This is one of those stories that could have inspired Indiana Jones. At the beginning of the 20th century, German amateur archaeologists were in the middle of Iraq, on an expedition to discover the treasures of Babylon. During an excavation at the great ziggurat of Aššur, on the west bank of the Tigres River, they discovered two tremendously mysterious objects.
They were two beads made of an orange material that researchers from the Royal Museum in Berlin and the German East Society, who had been working in this ancient Assyrian capital for a decade, found in 1914 in a deposit dating from around 1800-1750 before Christ.
A century later
Its material was not identified until more than a century later. Just a few weeks ago, experts from the Museum of Prehistory in Halle used a technique called Fourier Transform Infrared (FT-IR) spectroscopy to reveal that the beads were made of amber and represent some of the first specimens of this fossilized resin in the Southwest Asia. But that was not all.
The analyzes in the laboratory served to find the origin of the amber, a place located in the region of the Baltic Sea or the North Sea, thousands of kilometers away from Iraq. Despite severe weathering over centuries, the spectrometry matched that of Baltic amber (succinite).
The beads were made with amber from the Baltic region.
Aššur (now Qala’at Sherqat) is one of the most important archaeological sites in northern Mesopotamia. The beginnings of this settlement date back to the third millennium BC, and from the 19th century BC, the city became the center of an Assyrian territorial state.
From 1903 to 1914, German archaeologists led by Walter Andrae (1875-1956) excavated the area. Among his objectives was to study the great ziggurat (stepped tower of the temple). In April 1914, while researchers were searching for foundation layers, excavators widened an existing old tunnel.

The foundations of the Aššur ziggurat
There they discovered several thousand shell, stone, glass and ceramic beads lying directly on the bedrock, below the first layer of adobe. Part of the finds ended up being part of the collection of the Vorderasiatisches Museum in Berlin.
Among the objects found were two disc-shaped whose material differed from the rest. Once studied, it has been verified that the amber beads represent a clear example of long-distance cultural contacts during the Early Bronze Age.

A necklace made of amber belonging to the Únětice culture
“The extreme rarity of amber both in the Mediterranean and in the Near East before 1550 BC can be explained by the fact that the Únětice culture of Central Germany – whose wealth and importance is expressed, for example, in its richly furnished princely tombs or in the celestial disk of Nebra – controlled the paths by which the amber could reach the south”, say the specialists In an article published in the magazine Archaeological Act.
Amber finds from the early 2nd millennium BC are “extremely rare” and “probably exclusive gifts from people who traveled extensively from central or western Europe to visit southern elites,” they add.

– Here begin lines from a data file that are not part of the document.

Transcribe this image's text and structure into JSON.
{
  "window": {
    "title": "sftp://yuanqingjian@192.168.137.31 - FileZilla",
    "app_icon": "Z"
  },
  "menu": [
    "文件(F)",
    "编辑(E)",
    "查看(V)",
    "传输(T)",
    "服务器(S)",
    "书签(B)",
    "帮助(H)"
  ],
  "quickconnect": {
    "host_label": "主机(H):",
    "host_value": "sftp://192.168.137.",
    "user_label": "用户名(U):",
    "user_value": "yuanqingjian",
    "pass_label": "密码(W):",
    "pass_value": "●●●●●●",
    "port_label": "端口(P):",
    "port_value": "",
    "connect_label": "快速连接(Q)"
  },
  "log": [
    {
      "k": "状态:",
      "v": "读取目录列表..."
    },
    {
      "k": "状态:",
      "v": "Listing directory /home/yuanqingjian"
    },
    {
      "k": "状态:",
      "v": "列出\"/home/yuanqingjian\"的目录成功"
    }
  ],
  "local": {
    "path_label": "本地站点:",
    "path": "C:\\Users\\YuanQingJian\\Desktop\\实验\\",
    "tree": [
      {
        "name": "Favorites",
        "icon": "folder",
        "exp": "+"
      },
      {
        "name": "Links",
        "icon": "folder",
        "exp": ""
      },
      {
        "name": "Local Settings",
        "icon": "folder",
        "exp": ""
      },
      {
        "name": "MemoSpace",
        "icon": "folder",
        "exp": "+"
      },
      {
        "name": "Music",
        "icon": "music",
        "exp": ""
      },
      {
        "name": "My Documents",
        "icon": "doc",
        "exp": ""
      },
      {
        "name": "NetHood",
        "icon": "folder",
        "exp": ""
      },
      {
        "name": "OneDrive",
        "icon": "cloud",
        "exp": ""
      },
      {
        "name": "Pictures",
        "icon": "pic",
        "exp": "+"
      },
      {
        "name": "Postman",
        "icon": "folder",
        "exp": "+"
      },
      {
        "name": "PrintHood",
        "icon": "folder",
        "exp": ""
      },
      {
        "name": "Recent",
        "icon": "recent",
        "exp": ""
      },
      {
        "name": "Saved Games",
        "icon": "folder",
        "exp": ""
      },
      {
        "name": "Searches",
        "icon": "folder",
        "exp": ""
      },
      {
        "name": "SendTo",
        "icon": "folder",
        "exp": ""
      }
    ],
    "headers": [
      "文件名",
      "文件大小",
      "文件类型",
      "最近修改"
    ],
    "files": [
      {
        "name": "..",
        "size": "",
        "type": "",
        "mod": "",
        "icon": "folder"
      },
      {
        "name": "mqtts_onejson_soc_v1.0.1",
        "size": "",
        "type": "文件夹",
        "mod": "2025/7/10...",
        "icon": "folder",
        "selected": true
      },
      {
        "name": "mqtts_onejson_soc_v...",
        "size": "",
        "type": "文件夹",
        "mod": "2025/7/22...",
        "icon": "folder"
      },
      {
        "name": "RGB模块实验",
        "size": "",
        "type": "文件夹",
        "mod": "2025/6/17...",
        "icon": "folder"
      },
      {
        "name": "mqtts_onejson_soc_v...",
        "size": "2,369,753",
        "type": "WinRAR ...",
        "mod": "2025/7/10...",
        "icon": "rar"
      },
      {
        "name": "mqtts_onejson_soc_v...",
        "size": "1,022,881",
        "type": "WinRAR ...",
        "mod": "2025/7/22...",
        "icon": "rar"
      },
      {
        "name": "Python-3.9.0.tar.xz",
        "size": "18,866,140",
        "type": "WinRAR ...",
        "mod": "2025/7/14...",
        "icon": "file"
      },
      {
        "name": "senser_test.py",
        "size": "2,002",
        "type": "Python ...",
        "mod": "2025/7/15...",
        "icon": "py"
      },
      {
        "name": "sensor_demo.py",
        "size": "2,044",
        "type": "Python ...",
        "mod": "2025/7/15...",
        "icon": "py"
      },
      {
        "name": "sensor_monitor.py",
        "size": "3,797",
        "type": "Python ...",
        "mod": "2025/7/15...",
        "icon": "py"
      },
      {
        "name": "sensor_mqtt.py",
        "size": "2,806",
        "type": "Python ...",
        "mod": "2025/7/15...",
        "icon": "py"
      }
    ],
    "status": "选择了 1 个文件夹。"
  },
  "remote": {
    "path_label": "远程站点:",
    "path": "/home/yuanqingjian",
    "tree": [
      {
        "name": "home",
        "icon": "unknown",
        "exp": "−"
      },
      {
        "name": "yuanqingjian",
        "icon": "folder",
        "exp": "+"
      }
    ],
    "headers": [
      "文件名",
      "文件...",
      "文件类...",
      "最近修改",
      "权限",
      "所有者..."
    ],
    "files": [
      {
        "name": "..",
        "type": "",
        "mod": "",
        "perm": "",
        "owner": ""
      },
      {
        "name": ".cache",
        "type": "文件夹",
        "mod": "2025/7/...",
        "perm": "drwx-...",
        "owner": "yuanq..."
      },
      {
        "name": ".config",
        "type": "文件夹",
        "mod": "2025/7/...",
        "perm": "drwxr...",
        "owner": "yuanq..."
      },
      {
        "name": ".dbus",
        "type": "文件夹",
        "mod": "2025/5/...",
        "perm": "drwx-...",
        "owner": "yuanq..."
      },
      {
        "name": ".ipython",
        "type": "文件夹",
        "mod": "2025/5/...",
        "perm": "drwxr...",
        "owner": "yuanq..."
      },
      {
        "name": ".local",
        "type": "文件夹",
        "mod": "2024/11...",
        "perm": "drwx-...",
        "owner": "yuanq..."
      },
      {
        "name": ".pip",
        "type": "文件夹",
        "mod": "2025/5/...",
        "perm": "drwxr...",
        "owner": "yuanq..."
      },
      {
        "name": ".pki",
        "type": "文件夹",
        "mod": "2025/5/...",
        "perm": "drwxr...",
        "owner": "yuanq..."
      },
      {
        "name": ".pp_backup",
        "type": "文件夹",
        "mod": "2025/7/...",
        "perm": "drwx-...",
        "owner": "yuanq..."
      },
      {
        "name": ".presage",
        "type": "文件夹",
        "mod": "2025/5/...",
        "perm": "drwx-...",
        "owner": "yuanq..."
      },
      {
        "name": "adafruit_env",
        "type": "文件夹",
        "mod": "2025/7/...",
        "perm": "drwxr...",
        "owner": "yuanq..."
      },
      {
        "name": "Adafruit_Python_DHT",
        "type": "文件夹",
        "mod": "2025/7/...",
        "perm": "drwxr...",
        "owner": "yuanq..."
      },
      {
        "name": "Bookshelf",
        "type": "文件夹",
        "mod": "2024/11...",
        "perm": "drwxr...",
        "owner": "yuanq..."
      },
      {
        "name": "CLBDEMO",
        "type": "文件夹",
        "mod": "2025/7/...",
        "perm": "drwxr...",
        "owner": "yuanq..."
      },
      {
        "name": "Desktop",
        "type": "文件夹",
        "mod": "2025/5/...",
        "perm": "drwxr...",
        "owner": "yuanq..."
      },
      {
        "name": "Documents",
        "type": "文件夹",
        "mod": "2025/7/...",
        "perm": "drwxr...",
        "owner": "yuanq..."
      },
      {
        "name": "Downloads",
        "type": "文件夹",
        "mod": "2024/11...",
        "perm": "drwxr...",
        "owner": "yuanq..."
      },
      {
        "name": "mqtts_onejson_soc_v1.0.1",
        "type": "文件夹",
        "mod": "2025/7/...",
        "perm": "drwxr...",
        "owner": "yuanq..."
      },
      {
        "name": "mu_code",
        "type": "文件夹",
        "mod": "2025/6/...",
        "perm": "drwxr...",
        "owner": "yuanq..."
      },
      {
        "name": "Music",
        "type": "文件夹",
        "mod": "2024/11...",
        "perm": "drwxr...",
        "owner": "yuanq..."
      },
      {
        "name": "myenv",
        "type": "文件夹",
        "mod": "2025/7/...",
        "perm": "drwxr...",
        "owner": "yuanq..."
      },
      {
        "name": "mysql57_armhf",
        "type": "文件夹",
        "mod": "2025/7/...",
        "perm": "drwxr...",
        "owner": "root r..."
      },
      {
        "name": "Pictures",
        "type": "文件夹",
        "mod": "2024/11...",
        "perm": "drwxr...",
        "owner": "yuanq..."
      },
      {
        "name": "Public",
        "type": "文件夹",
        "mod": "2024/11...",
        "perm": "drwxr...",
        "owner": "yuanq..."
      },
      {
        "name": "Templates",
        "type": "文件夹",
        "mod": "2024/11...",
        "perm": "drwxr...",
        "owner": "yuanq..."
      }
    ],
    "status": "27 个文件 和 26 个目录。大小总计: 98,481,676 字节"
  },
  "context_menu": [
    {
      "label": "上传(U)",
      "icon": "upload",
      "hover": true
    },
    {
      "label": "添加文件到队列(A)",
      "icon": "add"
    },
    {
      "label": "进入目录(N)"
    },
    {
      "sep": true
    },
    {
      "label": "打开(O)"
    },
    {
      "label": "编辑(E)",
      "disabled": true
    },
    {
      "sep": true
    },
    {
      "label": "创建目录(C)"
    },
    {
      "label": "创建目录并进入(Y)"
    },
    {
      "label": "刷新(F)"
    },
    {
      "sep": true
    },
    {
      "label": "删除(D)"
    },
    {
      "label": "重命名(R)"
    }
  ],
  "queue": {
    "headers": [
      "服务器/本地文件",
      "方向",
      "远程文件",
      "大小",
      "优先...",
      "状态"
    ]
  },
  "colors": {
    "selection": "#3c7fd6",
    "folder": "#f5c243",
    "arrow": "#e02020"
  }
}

The Nebra sky disk is one of the oldest representations of the celestial vault, dating to about 3,600 years ago.
When the Únětice culture came to an end, around 1550 BC, the picture changed and a widespread trade in this fossilized resin of vegetable origin (it comes mainly from the remains of coniferous trees and some angiosperms) was established, which made amber became available in large quantities in the Mediterranean and Middle East.